Early morning mist rose from little pockets and valleys. Just mystical.

We don't think much of collecting rain here in New England, especially after an above average rainy June. But perhaps we should since the weather pattern is unpredictable and is taking on more extreme up and down patterns. I can't help but think this could be the last good rain we have for months. It has happened before. After all we were in a drought phase for several years.

We also don't cherish water as much as other parts of the country because we have these spectacular clear rivers and streams that we take for granted. A quick step outside of New England and the rivers become silted with brown or red. However our clear rivers and lakes now have levels of mercury in them, mostly from coal burning Midwest plants, high enough to require warnings to people wanting to eat fish. Try only once a month for pregnant women and once a week otherwise. Given our governments loose levels of concern, it makes me wonder just how toxic our fish really are. So don't eat the fish.

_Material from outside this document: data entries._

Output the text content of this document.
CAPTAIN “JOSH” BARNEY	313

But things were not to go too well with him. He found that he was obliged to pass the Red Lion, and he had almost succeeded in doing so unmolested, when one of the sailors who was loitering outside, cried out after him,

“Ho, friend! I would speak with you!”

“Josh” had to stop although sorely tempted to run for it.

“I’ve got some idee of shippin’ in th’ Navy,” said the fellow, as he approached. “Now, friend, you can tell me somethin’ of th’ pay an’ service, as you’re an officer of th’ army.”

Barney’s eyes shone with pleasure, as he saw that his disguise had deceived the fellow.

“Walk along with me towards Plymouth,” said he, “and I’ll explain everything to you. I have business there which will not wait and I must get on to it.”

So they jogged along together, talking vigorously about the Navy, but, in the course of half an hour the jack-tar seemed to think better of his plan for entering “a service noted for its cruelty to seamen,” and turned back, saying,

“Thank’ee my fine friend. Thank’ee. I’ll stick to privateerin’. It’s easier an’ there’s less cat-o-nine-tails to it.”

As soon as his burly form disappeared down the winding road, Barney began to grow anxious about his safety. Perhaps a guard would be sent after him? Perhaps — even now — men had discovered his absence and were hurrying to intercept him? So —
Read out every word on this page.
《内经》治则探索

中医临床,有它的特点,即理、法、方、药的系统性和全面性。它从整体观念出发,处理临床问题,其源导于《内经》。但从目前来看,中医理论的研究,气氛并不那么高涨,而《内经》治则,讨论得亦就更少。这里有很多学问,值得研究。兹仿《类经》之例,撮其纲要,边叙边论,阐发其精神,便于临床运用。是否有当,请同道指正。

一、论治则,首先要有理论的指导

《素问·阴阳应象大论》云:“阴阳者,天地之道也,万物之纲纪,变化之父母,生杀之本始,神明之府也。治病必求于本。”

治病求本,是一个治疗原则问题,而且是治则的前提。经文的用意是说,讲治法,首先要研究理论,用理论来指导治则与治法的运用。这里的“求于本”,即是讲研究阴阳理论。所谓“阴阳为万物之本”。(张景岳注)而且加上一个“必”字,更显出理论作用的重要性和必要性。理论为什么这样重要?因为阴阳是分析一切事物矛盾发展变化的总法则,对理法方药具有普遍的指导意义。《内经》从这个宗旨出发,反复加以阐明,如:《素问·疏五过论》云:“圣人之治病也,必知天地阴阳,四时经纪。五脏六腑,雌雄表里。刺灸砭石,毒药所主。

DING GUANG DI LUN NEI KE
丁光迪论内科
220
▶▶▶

Other parts of our country literally die for our kind of water. The southwest is fighting over water as is Georgia and Florida. The escalating heat due to climate change in the southwest is going to have very serious water issues soon. The answer seems to be water collection. but it isn't that simple.

In Australia, particularly Victoria, water collection is a really big deal. Almost every house has at least one cistern. My sister has a small vegetable farm and she has eight large cistern. People also collect water by having a little damn on the lowest level of their property. This way they are able to go long periods of time without rain and be okay, just barely. The problem with all this collection is so little is going into the ground. There are no more rivers and streams in Victoria. They have recently dried up and are filed with weeds. Their wells are drying up and Australia is in for serious water problems.

So why bother to collect rain? Because it gets back to "every little bit helps". Whether we pay for city water (more reason to collect, save money) or get water from our wells, collecting rain is one step in water conservation. Whether you live in lush New England or not, it helps for us to be less wasteful and use water that collects instead of using other sources that require treatment or use electricity. Why run your water pump when it can flow from a rain barrel? Makes sense to me.